Les implications fiscales sont nombreuses et méritent un examen approfondi par les fonctionnaires et les élus. Par exemple, pour compenser sa baisse de revenus, l’État devra-t-il privatiser des services ou hausser la taxe de vente et favoriser un déplacement de l’assiette fiscale vers :

  • une taxe sur la fortune;
  • une taxe sur les transactions financières (immobilières et mobilières);
  • des taxes sur les produits polluants ou non-recyclables;
  • une taxe sur certaines exportations;
  • une hausse des impôts (notamment sur les gains en capital);
  • une hausse des tarifs gouvernementaux.

Plus elle progressera, l’« Âge de la déconsommation » accentuera le débat sur le rôle et les moyens de l’État et forcera des choix difficiles et nécessaires tant pour maintenir la solvabilité du modèle socio-démocrate canadien, la cohésion sociale, l’unité fédérale-provinciale que l’avenir économique des générations à venir.

Des rapports publiés il y a quelques décennies soulevaient déjà à leur façon le spectre de la déconsommation, dont The Limits of Growth (Club de Rome, 1972) et The Brundtland Report (1983).
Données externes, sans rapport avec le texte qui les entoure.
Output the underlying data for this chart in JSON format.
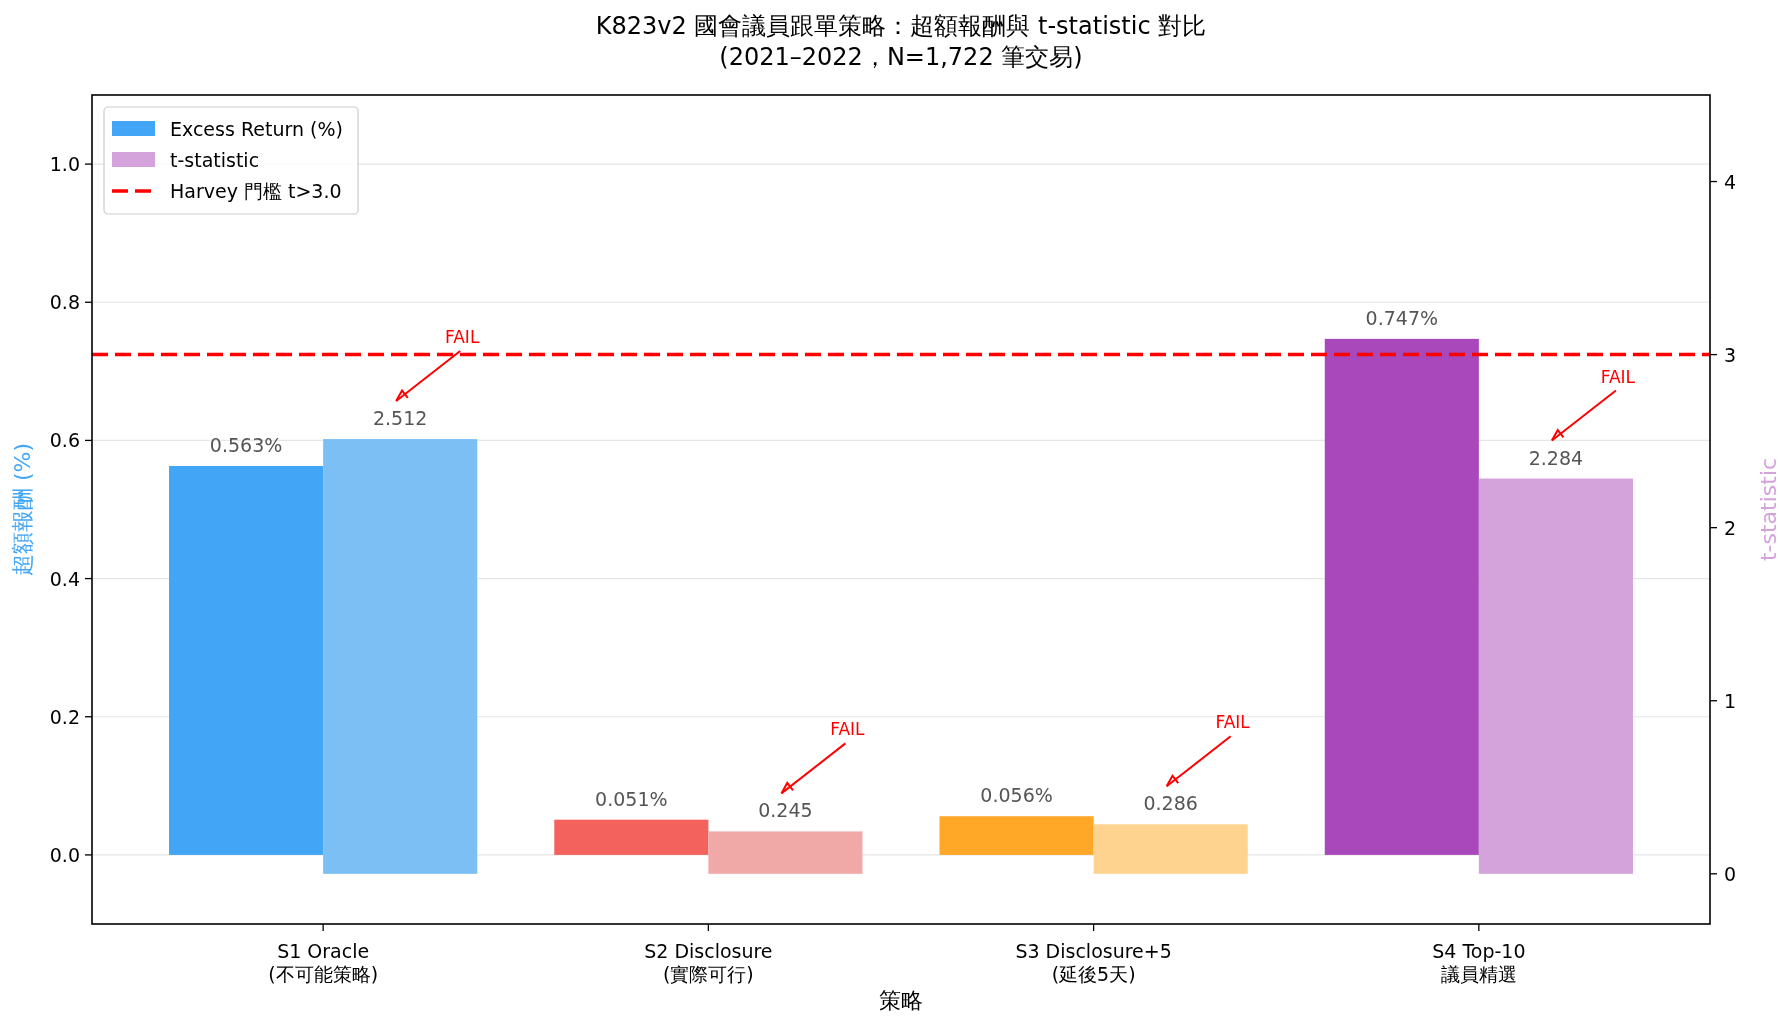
{
  "chart_data": {
    "type": "bar",
    "title": "K823v2 國會議員跟單策略：超額報酬與 t-statistic 對比",
    "subtitle": "(2021–2022，N=1,722 筆交易)",
    "xlabel": "策略",
    "ylabel": "超額報酬 (%)",
    "y2label": "t-statistic",
    "categories": [
      "S1 Oracle\n(不可能策略)",
      "S2 Disclosure\n(實際可行)",
      "S3 Disclosure+5\n(延後5天)",
      "S4 Top-10\n議員精選"
    ],
    "series": [
      {
        "name": "Excess Return (%)",
        "color": "#42a5f5",
        "colors": [
          "#42a5f5",
          "#f4625e",
          "#ffa726",
          "#a948ba"
        ],
        "values": [
          0.563,
          0.051,
          0.056,
          0.747
        ],
        "value_labels": [
          "0.563%",
          "0.051%",
          "0.056%",
          "0.747%"
        ]
      },
      {
        "name": "t-statistic",
        "color": "#d4a3dc",
        "axis": "y2",
        "colors": [
          "#7bbff5",
          "#f1a9a8",
          "#fed28f",
          "#d4a3dc"
        ],
        "values": [
          2.512,
          0.245,
          0.286,
          2.284
        ],
        "value_labels": [
          "2.512",
          "0.245",
          "0.286",
          "2.284"
        ]
      }
    ],
    "ylim": [
      -0.1,
      1.1
    ],
    "yticks": [
      {
        "value": 0,
        "label": "0.0"
      },
      {
        "value": 0.2,
        "label": "0.2"
      },
      {
        "value": 0.4,
        "label": "0.4"
      },
      {
        "value": 0.6,
        "label": "0.6"
      },
      {
        "value": 0.8,
        "label": "0.8"
      },
      {
        "value": 1,
        "label": "1.0"
      }
    ],
    "y2lim": [
      -0.29,
      4.5
    ],
    "y2ticks": [
      0,
      1,
      2,
      3,
      4
    ],
    "ref_lines": [
      {
        "axis": "y2",
        "value": 3.0,
        "label": "Harvey 門檻 t>3.0",
        "color": "#ff0000",
        "line_style": "dashed"
      }
    ],
    "annotations": [
      "FAIL",
      "FAIL",
      "FAIL",
      "FAIL"
    ],
    "grid": "y",
    "legend": "top left"
  }
}
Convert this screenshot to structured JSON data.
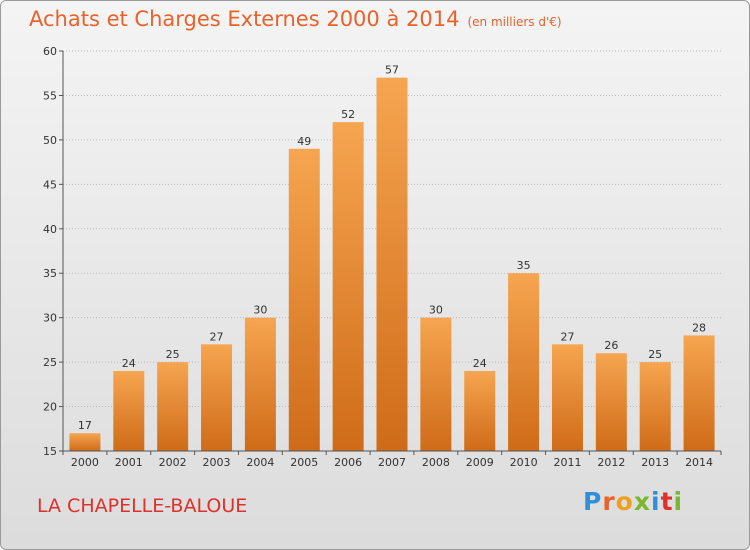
{
  "header": {
    "title": "Achats et Charges Externes 2000 à 2014",
    "unit": "(en milliers d'€)"
  },
  "footer": {
    "location": "LA CHAPELLE-BALOUE",
    "logo": "Proxiti"
  },
  "colors": {
    "bar_light": "#f6a550",
    "bar_dark": "#cf6b18",
    "title": "#e8622b",
    "location": "#e0302a",
    "grid": "#bbbbbb"
  },
  "chart_data": {
    "type": "bar",
    "title": "Achats et Charges Externes 2000 à 2014",
    "subtitle": "(en milliers d'€)",
    "categories": [
      "2000",
      "2001",
      "2002",
      "2003",
      "2004",
      "2005",
      "2006",
      "2007",
      "2008",
      "2009",
      "2010",
      "2011",
      "2012",
      "2013",
      "2014"
    ],
    "values": [
      17,
      24,
      25,
      27,
      30,
      49,
      52,
      57,
      30,
      24,
      35,
      27,
      26,
      25,
      28
    ],
    "ylim": [
      15,
      60
    ],
    "yticks": [
      15,
      20,
      25,
      30,
      35,
      40,
      45,
      50,
      55,
      60
    ],
    "grid": true
  }
}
Mais en ce début de 21e siècle, l’« Âge de la déconsommation », qui sous-entend une diminution forcée (contraintes financières) ou subie (choix sociétaux) en volume et en valeur des biens de consommation sur une longue période, semble davantage trouver sa raison d’être. Cette tendance n’est pas encore forte, mais suffisamment de signaux confirment son émergence pour mériter l’attention des décideurs, une réflexion approfondie et une planification mesurée. L’âge de pierre n’a pas pris fin parce qu’on a manqué de pierres. L’âge de la consommation ne finira pas parce qu’on va manquer de supermarchés ou de consommateurs. Mais une transition dominée tant par de nouvelles réalités économiques et sociales que par nos inventions et nos volontés nous portera dans une ère différente.